Vamos a ver. Medito pero no termino de entender el porqué de semejantes improperios. A no ser que este señor esté buscando notoriedad cara a las inminentes elecciones europeas o bien no tiene la menor idea —cosa probable— de qué va esto de la caza.

Mire, Señor Perelló, el 95% de los cazadores son gente modesta, cuando no humilde, y más en Andalucía, su mayor feudo político. En cuanto a que la caza es un pasatiempo cruel, le diré que la caza representa en estos momentos uno de los pocos motores generadores de desarrollo rural. Además, si el cazador no interviniera en la Naturaleza, el medio se volvería irracional en unos pocos años. ¿Y sabe por qué? Porque el hombre, en su alocado afán de progreso, ha roto el equilibrio ecológico. Así que antes de abrir la boquita moléstese en hablar con los cazadores, abandone por unos días el despacho y la corbata y pise con ellos el campo.

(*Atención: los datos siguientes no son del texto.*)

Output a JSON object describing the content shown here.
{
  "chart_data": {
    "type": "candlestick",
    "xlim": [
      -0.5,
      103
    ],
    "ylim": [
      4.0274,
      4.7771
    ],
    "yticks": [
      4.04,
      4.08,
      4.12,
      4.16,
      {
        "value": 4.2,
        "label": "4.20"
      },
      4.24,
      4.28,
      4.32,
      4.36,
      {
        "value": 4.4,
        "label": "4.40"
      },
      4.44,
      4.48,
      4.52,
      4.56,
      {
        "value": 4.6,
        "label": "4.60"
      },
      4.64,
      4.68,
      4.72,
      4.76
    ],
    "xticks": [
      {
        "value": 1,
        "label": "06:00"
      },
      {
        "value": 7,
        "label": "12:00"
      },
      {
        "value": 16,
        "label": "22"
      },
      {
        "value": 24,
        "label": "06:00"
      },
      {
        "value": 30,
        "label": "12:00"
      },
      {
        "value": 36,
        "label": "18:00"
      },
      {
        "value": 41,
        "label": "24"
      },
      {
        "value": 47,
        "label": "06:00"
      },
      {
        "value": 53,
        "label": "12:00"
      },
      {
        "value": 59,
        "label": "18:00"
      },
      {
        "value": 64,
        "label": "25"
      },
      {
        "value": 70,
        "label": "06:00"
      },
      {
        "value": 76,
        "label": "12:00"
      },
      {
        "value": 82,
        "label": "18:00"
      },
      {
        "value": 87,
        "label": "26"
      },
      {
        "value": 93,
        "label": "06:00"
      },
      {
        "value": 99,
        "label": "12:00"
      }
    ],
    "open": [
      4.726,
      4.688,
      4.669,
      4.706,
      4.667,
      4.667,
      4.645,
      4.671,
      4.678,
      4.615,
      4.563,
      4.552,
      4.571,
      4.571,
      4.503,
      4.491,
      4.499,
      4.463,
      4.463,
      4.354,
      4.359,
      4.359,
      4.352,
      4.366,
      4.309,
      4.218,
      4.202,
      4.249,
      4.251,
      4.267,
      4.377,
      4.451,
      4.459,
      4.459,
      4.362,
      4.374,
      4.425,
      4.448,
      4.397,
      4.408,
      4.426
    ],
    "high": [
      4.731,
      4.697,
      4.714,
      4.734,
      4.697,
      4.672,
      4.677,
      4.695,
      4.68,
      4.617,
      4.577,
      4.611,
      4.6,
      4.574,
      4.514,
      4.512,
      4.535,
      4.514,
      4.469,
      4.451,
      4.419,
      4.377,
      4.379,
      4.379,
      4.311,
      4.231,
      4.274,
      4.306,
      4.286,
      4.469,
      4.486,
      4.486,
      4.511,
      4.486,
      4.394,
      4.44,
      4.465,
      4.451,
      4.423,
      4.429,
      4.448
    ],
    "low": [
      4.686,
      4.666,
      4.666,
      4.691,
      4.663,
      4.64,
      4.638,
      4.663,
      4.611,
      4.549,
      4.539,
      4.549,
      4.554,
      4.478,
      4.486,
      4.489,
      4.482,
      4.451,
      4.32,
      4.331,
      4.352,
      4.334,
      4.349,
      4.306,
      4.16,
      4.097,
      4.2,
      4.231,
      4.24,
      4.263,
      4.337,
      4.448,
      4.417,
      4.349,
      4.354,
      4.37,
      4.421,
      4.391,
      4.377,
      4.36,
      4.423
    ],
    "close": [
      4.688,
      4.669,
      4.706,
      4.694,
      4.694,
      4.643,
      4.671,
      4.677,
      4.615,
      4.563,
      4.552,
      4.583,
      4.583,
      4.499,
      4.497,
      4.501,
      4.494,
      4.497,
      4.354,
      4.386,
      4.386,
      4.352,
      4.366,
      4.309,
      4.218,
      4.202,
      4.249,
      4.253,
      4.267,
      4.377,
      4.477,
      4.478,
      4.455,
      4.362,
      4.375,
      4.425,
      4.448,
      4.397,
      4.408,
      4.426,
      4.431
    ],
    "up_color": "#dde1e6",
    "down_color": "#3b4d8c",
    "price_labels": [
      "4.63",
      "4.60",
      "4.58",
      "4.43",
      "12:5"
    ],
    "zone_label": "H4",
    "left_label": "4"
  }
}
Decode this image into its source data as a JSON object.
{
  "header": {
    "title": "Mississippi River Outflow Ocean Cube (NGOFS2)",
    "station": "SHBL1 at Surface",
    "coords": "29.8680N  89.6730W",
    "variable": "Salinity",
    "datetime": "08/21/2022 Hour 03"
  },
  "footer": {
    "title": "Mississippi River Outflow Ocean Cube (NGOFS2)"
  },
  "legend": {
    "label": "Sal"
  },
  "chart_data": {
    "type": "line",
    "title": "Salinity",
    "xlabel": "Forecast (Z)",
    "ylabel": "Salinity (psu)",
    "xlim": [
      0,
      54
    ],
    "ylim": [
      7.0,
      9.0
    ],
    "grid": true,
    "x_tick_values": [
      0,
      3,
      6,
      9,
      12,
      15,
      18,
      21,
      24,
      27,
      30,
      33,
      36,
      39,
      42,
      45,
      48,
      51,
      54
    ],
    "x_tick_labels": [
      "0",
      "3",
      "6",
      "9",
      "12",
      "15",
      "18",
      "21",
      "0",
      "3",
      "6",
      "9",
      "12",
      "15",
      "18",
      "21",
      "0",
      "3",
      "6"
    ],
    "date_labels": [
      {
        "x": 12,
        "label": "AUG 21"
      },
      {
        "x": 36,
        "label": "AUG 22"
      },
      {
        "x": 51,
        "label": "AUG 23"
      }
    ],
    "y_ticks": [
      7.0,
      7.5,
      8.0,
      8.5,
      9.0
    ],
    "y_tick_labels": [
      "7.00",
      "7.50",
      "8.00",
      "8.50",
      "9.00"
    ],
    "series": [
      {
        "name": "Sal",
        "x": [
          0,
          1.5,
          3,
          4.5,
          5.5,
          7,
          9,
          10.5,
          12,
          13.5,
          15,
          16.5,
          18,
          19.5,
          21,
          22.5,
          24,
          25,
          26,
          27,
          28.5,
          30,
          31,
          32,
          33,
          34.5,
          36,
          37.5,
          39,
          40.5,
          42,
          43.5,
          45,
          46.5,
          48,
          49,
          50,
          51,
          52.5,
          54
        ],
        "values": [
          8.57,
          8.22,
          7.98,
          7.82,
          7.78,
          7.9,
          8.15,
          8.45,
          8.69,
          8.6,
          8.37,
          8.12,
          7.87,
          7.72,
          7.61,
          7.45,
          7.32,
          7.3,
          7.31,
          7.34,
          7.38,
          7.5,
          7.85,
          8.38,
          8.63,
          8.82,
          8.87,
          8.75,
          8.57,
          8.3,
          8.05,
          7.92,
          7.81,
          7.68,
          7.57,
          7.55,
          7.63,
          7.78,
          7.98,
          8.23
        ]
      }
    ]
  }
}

Miembros de la ONC se manifestaron el pasado miércoles frente a la sede del PSOE en Madrid para exigir la dimisión del Sr. Perelló y posteriormente se reunió en la sede de Ferraz, donde se desautorizó a este Señor y se emitió una nota rectificativa.

Hasta ahora se han oído más las voces de cuatro que no comulgan con esta práctica que las de cientos de miles de cazadores que guardan respetuoso silencio, «pero esto se acabó», manifestó el Presidente de la ONC.